Vor Kurzem wurde der neunzehnjährige Amateur Dhruv Kakkar in Neu Delhi ertappt. Beim Dr. Hedgewar Open Chess-Turnier ließ er sich über Handys und einen Knopf im Ohr von seinem Freund Züge ansagen. Nach einer Beschwerde seines Gegners in der fünften Runde fand der Schiedsrichter schließlich einiges Equipment am Körper des Jungen: Zwei Handys, die er sich mit Tesastreifen an die Beine geklebt hatte, ein Gürtel voller Batterien und einen kleinen Lautsprecher im Ohr.

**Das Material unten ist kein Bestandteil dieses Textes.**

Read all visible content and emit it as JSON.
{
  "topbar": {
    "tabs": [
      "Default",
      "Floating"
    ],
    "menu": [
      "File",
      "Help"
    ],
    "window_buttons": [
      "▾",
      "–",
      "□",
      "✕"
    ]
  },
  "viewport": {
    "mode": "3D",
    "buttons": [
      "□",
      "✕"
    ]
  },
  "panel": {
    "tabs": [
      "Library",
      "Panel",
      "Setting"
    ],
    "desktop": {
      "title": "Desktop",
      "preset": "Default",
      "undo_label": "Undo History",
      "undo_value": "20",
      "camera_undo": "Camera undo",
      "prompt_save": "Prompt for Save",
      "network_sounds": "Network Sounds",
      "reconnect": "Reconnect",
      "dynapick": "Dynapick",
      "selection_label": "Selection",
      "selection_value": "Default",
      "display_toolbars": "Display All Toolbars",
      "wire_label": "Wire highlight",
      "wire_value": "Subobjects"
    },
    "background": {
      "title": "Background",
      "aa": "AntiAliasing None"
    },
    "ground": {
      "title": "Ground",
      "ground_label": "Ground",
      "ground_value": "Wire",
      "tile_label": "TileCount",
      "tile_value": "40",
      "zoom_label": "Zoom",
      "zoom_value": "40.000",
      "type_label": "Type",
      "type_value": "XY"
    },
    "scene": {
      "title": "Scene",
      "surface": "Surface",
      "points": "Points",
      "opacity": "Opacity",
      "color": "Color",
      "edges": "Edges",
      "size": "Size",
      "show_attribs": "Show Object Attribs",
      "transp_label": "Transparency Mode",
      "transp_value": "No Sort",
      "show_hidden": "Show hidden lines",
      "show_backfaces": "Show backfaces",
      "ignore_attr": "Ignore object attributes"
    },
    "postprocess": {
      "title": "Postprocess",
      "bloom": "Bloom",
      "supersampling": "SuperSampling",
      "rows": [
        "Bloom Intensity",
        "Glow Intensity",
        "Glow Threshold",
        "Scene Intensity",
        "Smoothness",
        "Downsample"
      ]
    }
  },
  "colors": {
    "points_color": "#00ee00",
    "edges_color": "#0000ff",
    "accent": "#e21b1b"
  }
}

Auf diese Weise kommunizierte er mit einem Freund, der, mehr als 200 Kilometer entfernt, vor einem Schachprogramm saß. Der Freund sagte mögliche Züge an, Kakkar bestätigte den jeweils getätigten Zug mit einem Fußstampfen. Daraufhin gab der Freund den perfekten Gegenzug durch. Dem Ersttäter droht eine mehrjährige Spielsperre.

kakkar cheating
Der neunzehnjährige Dhruv Kakkar muss sich neben den rechtlichen Konsequenzen auch der breiten Berichterstattung stellen. Quelle: www.abpmajha.in

Ähnlich könnte es dem zweifachen georgischen Landesmeister Gaioz Nigalidze ergehen. Dem Großmeister konnte vor ein paar Wochen während des Dubai Open ebenfalls nachgewiesen werden, dass er während der Runde die Hilfe eines Schachprogramms in Anspruch genommen hatte. Im Gegensatz zu Kakkar war Nigalidze weniger einfallsreich und platzierte sein Smartphone lediglich in der Toilettenkabine. Seine vielen Klobesuche fielen dann irgendwann auf.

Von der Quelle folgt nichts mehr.